In May 2011, the commissioners established the CCRC to determine if the election district boundaries should be adjusted based on the 2010 Census. The CCRC communicated with the public about the issue and in November 2011, the committee recommended to the BOCC to change the number of election districts to five. Also, as part of its recommendation, there would be one BOCC candidate from each district and they would all run countywide. In addition, the BOCC president would be elected annually by the commissioners — as is the case currently.

The BOCC voted to accept the recommendation from the CCRC, and legislation was developed to change the number of election districts. However, that legislation was not introduced during the 2012 Maryland General Assembly legislative session.

Then, in July 2012, the board directed the committee to prepare three map options for the five election districts and three for the three election districts. Those options were presented to the BOCC in October.

In a closed administrative session, the BOCC voted 4-1 to retain the county’s three election districts and not send an amendment on the matter to the Maryland General Assembly for its 2013 session. During a public hearing to discuss the county’s 2013 legislative package on Nov. 13, then-Commissioners’ President Gerald W. “Jerry” Clark (R) made an impromptu announcement to the four state delegates in attendance that the commissioners decided earlier in the day the county would continue with three election districts. The board then requested the committee recommend three options for the three election district boundaries.

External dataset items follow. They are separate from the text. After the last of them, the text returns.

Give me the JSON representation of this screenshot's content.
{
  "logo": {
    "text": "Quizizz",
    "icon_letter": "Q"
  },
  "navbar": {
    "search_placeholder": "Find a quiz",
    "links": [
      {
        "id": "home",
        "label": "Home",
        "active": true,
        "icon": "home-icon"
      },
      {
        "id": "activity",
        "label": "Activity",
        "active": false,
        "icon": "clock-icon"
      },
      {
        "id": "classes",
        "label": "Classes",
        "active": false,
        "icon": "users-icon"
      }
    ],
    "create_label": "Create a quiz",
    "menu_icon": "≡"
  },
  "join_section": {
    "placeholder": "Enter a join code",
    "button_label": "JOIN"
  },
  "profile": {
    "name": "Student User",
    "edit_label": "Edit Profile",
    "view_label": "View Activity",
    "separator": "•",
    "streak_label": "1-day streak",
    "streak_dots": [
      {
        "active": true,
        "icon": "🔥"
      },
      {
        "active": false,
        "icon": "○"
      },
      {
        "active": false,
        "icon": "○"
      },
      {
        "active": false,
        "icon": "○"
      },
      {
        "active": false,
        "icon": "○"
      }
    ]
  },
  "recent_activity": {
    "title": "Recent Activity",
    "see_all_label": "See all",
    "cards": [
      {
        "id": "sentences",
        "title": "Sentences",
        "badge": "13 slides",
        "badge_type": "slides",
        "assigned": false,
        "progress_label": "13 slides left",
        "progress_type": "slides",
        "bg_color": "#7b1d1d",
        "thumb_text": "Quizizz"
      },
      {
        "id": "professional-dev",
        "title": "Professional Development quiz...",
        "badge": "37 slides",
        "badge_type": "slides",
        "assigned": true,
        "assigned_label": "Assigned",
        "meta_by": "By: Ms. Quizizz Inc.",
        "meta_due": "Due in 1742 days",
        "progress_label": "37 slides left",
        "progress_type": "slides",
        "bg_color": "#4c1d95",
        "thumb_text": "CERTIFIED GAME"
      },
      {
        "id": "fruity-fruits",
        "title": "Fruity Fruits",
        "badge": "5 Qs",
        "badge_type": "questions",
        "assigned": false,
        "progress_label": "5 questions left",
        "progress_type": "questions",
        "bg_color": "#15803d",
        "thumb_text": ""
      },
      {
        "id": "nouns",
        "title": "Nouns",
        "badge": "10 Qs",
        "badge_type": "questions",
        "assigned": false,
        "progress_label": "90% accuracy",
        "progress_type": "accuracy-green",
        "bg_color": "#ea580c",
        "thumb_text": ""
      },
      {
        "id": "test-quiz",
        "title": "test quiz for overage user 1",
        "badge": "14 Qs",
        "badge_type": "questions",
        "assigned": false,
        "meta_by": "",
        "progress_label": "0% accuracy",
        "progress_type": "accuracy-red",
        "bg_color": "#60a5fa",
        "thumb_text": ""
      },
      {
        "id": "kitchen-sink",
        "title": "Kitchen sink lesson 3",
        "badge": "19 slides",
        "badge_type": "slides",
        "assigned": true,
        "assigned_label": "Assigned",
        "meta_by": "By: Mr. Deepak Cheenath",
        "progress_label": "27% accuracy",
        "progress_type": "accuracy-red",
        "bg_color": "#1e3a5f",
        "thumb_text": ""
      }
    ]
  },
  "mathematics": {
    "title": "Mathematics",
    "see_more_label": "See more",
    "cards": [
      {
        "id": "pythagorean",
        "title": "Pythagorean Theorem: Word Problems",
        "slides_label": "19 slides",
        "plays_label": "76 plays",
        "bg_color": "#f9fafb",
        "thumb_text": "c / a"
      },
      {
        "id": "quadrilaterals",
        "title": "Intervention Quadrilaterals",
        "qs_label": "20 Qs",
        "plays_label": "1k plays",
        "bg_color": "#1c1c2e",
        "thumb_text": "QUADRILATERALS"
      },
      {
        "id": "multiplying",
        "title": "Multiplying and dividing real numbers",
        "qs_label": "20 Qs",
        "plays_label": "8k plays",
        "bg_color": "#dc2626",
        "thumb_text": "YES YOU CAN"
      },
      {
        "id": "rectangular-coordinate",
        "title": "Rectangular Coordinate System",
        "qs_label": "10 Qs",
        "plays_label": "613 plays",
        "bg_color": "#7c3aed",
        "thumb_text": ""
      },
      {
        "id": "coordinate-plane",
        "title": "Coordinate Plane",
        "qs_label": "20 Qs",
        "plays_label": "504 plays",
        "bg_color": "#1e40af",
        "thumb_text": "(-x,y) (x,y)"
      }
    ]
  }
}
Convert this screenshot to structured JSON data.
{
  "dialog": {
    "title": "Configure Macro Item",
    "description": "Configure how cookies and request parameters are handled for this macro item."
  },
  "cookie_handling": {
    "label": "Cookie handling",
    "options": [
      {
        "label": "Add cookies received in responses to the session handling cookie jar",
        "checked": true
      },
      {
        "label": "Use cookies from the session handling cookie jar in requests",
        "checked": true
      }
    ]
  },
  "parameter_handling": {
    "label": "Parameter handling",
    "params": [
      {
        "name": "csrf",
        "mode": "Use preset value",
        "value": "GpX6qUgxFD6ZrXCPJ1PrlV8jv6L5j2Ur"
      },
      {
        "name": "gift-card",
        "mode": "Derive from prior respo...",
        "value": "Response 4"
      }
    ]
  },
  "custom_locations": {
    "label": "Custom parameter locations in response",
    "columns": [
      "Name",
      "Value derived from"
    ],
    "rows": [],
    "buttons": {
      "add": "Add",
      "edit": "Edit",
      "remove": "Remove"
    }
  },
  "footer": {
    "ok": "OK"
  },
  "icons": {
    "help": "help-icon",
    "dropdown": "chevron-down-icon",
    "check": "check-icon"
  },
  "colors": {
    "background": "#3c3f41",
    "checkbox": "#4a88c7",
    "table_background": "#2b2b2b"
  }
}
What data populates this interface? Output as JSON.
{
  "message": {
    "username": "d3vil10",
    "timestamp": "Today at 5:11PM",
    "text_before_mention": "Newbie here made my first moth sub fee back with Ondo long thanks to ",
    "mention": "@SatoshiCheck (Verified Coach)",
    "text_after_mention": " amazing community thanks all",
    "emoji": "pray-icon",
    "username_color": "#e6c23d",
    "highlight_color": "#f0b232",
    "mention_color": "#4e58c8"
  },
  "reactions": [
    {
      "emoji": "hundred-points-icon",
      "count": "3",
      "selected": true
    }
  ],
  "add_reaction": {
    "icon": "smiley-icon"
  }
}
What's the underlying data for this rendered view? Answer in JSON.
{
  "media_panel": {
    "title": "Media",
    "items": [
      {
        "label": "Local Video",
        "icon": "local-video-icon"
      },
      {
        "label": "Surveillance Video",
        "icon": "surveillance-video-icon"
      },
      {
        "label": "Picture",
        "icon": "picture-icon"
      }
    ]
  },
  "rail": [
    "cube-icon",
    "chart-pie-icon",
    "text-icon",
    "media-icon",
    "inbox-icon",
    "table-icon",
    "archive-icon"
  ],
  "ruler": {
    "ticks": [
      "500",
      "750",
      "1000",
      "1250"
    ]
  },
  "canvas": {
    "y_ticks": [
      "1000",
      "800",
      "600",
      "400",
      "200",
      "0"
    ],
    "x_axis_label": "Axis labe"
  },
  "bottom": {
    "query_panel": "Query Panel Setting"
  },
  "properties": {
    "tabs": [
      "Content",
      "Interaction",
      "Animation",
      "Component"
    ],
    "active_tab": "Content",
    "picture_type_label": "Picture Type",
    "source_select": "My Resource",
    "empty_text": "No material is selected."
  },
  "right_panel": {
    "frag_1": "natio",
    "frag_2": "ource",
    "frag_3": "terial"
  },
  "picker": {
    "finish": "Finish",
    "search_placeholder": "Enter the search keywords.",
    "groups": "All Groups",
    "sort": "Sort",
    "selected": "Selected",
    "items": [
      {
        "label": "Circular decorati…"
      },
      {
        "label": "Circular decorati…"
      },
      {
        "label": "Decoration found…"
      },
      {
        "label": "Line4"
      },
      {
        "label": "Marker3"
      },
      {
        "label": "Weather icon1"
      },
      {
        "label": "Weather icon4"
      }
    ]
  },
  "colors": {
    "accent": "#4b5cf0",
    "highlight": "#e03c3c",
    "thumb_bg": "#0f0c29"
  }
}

“I just feel like it’s not the right thing to do,” Shaw said. “I believe that the right thing to do is to follow on the path.”

Commissioners’ President Pat Nutter (R) said he opposed five election districts from the beginning, citing the committee’s survey results.

“It was indication that while the majority ­— the majority and that’s what I went by — majority of the folks felt there was nothing wrong with the districts … but the voting, the way that it was not broken.”

Nutter said the committee combined the numbers of those who wanted four or five election districts as people who wanted change. “So to me, the majority said, ‘It’s not broke. Don’t fix it,’” he said.

But Parran said the combined numbers of those who wanted four or five districts, “which meant they wanted change,” was actually “a higher percentage that wanted a change.”

Weems said, “If I had my way, I’d like to have [the election districts] placed on the ballot the next election.” He added, “We, as a body politic, could implement some modifications” to simplify and clarify the BOCC election process.

Commissioner Evan Slaughenhoupt (R) said a way to help clarify and improve the election process is that candidates need to be able to better explain how the process works.

He noted that the current lines “are not ideal” even though the criteria is met. But, he said, he has to weigh that against sending redrawn lines to the state legislature where “we’re certainly opening the door to some state official to redraw the lines and potentially making Calvert County as gerrymandered as we’ve seen the state do with congressional districts.”

Slaughenhoupt said that for him, the bottom line comes down to the cost of the change and who is going to benefit from that cost. The least amount of cost, he said, would be to keep the lines as they are.